Bagikan:

Awasi Dana Parpol

KBR68H- Pada pemilu 2009, partisipasi masyarakat dalam menentukan nasib bangsa hanya mencapai 70%. Angka ini semakin turun jika memperhatikan pemilukada baru-baru ini.

BERITA

Selasa, 24 Sep 2013 06:59 WIB

Awasi Dana Parpol

parpol, pemilu, pendanaan

KBR68H- Pada pemilu 2009, partisipasi masyarakat dalam menentukan nasib bangsa hanya mencapai 70%. Angka ini semakin turun jika memperhatikan pemilukada baru-baru ini. Anggota Badan Pengawas Pemilu Nelson Simanjuntak mencermati, angka partisipasi masyarakat kebanyakan hanya 60%. Ini bisa muncul karena masyarakat semakin tidak percaya pada partai politik. Bagaimana tidak, Komisi Pemberantasan Korupsi menyebut parlemen sebagai salah satu lembaga negara terkorup karena banyak anggotanya yang tersandung korupsi.

Wakil Koordinator Lembaga Swadaya Masyarakat anti-korupsi Indonesia Corruption Watch Ade Irawan mengatakan, penelitian ICW menemukan partai politik mengkorupsi anggaran negara untuk menghidupi kegiatan-kegiatan politiknya. Ini karena sistem pendanaan di partai politik, terutama untuk keperluan kampanye, tidak berjalan semestinya. Sementara itu, aturan pendanaan kampanye partai milik Komisi Pemilihan Umum diperkirakan memiliki banyak celah. 
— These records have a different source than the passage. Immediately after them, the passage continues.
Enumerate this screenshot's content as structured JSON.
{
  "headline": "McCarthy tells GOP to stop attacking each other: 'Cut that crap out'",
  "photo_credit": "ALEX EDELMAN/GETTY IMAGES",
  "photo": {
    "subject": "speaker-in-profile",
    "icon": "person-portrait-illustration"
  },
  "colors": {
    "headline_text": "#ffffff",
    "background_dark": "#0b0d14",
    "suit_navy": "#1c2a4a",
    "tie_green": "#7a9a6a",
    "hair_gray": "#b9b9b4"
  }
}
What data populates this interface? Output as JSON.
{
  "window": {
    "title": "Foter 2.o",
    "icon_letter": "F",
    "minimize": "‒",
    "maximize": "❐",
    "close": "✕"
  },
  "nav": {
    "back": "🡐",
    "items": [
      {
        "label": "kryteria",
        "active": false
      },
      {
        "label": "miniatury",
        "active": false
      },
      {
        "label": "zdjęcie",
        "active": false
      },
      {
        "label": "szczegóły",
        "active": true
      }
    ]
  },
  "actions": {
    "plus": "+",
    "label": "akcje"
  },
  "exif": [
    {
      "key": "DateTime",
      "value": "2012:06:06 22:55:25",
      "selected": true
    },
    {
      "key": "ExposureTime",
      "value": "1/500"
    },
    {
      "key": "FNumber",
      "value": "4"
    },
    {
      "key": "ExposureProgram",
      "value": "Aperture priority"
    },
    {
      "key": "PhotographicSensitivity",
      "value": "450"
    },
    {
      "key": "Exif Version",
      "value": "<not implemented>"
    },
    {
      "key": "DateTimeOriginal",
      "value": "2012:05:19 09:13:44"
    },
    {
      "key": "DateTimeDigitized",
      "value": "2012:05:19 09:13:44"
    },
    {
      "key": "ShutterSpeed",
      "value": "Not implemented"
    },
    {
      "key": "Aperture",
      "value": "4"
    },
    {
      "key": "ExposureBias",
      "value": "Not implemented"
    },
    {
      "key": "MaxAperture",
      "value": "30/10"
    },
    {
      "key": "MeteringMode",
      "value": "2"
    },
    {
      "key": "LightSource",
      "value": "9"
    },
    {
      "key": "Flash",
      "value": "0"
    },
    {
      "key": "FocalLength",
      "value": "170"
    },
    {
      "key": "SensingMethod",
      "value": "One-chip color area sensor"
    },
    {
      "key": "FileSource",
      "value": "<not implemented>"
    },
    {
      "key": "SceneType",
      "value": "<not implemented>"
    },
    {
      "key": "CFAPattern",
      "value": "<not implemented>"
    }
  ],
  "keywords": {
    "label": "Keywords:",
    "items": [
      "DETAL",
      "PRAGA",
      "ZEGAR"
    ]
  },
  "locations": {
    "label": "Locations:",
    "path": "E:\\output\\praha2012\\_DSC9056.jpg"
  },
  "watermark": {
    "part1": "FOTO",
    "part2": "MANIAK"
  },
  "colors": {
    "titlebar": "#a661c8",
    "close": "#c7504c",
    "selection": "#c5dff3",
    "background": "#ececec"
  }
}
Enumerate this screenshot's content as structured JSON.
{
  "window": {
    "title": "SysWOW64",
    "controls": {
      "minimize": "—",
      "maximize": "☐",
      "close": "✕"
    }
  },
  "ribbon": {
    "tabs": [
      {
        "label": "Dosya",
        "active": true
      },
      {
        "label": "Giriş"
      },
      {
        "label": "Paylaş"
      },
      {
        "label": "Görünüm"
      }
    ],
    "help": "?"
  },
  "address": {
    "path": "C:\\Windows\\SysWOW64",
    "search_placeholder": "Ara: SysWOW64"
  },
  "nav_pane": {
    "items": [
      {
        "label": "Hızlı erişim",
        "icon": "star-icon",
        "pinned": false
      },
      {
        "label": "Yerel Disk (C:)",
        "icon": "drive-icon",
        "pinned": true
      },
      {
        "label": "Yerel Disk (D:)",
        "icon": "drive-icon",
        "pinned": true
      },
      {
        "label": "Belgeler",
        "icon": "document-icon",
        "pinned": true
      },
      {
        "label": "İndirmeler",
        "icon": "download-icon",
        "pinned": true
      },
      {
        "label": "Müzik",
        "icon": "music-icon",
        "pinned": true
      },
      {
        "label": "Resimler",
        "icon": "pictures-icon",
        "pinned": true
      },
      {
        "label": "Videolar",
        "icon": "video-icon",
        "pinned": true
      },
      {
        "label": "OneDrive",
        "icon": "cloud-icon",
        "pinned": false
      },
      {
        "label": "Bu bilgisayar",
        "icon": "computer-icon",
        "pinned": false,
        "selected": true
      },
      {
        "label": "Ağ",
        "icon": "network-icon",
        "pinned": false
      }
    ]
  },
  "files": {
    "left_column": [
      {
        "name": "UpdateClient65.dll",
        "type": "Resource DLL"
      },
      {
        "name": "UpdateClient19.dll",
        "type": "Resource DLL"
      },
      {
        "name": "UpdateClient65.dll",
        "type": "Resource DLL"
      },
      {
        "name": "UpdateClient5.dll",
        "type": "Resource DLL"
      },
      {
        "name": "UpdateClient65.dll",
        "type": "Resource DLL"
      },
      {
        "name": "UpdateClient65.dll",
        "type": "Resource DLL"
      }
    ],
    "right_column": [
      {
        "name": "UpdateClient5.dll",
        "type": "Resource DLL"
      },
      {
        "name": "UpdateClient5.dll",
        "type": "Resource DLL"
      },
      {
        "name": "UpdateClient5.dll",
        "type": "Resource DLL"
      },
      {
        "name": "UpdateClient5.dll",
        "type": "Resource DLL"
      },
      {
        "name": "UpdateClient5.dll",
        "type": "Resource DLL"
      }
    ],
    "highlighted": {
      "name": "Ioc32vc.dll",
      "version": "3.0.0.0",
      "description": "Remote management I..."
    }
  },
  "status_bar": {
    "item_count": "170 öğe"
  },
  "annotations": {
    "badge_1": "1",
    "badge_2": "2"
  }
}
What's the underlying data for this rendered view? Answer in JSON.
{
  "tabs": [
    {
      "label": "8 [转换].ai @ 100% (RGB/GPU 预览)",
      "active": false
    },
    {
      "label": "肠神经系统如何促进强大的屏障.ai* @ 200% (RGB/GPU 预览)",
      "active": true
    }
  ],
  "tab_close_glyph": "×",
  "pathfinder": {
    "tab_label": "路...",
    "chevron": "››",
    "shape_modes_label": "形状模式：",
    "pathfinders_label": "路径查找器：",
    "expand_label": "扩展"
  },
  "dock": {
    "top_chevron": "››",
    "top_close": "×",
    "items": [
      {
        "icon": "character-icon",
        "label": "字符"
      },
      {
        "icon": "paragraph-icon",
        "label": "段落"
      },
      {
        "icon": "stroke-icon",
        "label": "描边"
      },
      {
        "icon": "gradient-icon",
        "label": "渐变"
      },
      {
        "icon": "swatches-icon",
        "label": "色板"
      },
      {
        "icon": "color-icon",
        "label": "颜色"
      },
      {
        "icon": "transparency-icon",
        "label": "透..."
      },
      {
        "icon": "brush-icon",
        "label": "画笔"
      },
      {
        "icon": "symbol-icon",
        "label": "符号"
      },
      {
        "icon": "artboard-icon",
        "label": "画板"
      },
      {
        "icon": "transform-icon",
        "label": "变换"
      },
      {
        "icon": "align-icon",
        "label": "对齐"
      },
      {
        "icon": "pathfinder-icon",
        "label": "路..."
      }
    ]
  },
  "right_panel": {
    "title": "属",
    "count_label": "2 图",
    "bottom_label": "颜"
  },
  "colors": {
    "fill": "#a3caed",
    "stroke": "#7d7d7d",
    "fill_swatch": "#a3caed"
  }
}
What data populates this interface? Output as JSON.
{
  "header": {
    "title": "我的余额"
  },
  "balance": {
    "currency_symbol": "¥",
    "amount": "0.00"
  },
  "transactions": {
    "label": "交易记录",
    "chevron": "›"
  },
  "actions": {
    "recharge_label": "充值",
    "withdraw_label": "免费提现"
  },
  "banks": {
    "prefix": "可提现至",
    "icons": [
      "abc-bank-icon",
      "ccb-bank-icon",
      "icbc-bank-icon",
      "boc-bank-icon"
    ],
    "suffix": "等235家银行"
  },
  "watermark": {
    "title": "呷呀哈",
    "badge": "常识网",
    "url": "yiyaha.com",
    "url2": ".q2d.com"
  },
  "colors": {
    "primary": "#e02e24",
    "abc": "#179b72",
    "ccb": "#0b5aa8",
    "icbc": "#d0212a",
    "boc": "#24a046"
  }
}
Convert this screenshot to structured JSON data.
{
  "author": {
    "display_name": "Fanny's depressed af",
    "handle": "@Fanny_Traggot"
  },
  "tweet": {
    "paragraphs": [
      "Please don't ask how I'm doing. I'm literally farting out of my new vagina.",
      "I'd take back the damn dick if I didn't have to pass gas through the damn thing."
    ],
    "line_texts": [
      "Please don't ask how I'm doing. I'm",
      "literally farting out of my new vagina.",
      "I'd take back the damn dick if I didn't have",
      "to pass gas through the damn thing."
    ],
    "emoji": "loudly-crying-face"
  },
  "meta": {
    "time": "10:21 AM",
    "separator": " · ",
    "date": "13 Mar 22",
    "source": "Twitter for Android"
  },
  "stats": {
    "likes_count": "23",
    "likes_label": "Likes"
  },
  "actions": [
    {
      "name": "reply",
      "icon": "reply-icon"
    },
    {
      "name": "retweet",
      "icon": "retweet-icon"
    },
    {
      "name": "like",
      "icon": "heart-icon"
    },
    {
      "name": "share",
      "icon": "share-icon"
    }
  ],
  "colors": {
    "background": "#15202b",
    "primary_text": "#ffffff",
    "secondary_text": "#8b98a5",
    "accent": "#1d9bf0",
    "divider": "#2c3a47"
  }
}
Partai Indonesia Gemar Mengaku Miskin


Indonesian Corruption Watch mencermati ada kejanggalan dalam laporan dana keuangan partai-partai politik. Laporan keuangan partai tidak mencerminkan pengeluaran partai yang sesungguhnya. “Kami amati, partai pendapatan mengaku kecil tapi pengeluaran besar,“ ungkap Wakil Koordinator lsm anti-rasuah tersebut. Ia menambahkan, partai-partai di Indonesia gemar mengaku miskin.

Anggota Badan Pengawas Pemilu Nelson Simanjuntak mengatakan, kejanggalan semacam itu bisa terjadi karena partai politik menggunakan celah peraturan laporan dana kampanya. Ia mencontohkan cara partai politik mengakali batasan penyumbang maksimal.

“Perusahaan bisa lampaui batas sumbangan maksimal ke partai lewat anak perusahaannya,” kata Nelson. Ini karena aturan tidak terang membedakan sejauh mana pengertian perusahaan berbeda dengan grup perusahaan. Meskipun Komisi Pemilihan Umum membuat kemajuan dengan memaksa penyumbang perseorangan membeberkan identitas dan menyebut uang itu bukan hasil korupsi, ia mencermati partai masih mengakali celah itu dengan memecah uang sumbangan.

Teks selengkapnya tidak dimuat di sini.